Stone concurs, saying: “The big boys of technology have all hinged their bets on the cloud being the future of the enterprise. Today, almost everything has a connection to the cloud in one way or the other. Technology giants and startups are finding new ways of organising, processing and presenting data in the cloud; consequently, cloud computing is bound to become more integral in our day-to-day lives. “The global cloud computing market is forecast to exceed $350 billion this year, and to exceed $1.025 billion by 2026.
“In 2021, the emerging cloud trend is that enterprises are becoming less worried about sticking with one cloud vendor and are embracing a multicloud or hybrid-cloud offering where they can get the best out of each solution.
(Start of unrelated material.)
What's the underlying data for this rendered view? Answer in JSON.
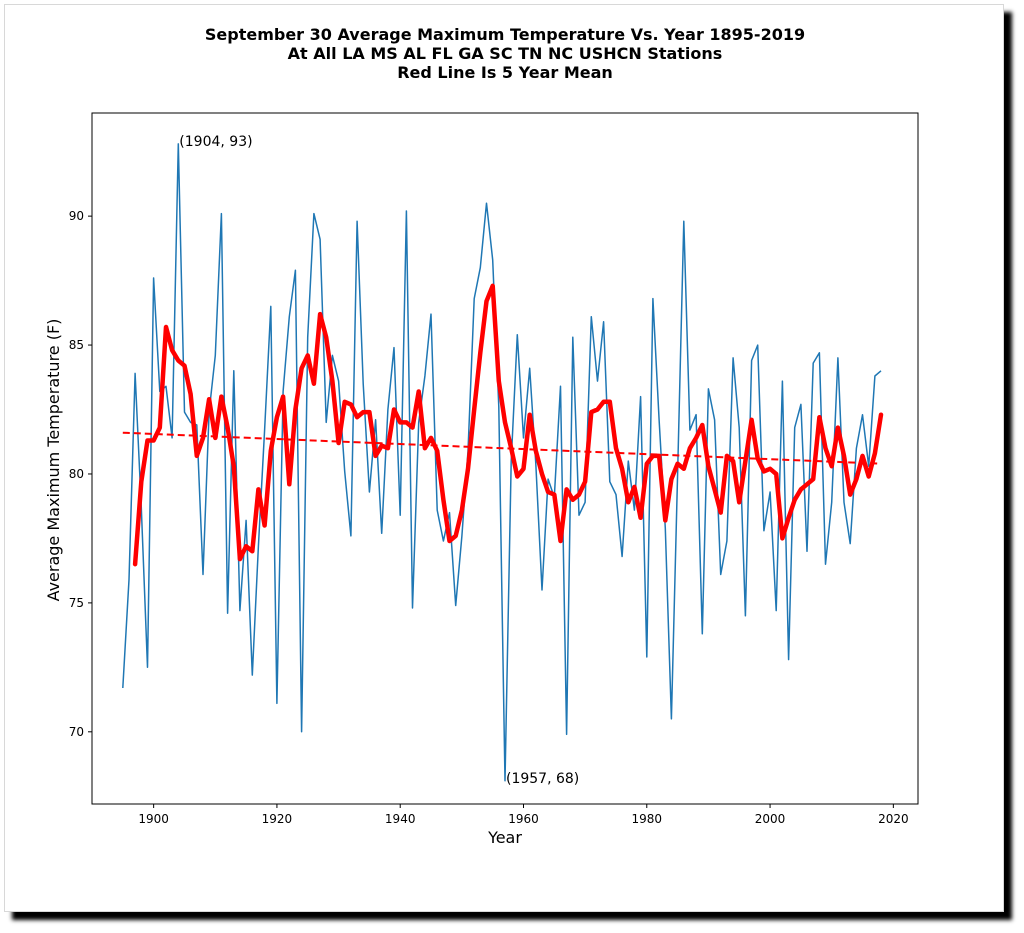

IDC affirms this in their 2021 report, stating that by 2022, over 90% of enterprises will be relying on a hybrid cloud solutions model that includes on-premise, dedicated private clouds, multiple public clouds and legacy platforms. “We find that the use of standard cloud services is already widespread on the African continent, with 75% to 80% of enterprises using cloud services in some fashion.
“The migration to cloud services is something else entirely, refering to the process of migrating traditionally on-premises enterprise applications to an externally managed server set-up in a private or public cloud configuration, or some combination thereof. Migration numbers are lower, though increasingly encouraging.”
“The ability to foster collaboration between open source and commercial software provides significant options including the ability to leverage existing investments,” says Walker. “Huawei Cloud will assist us in extending our reach globally into both public and private sector markets with our digital services and solutions.”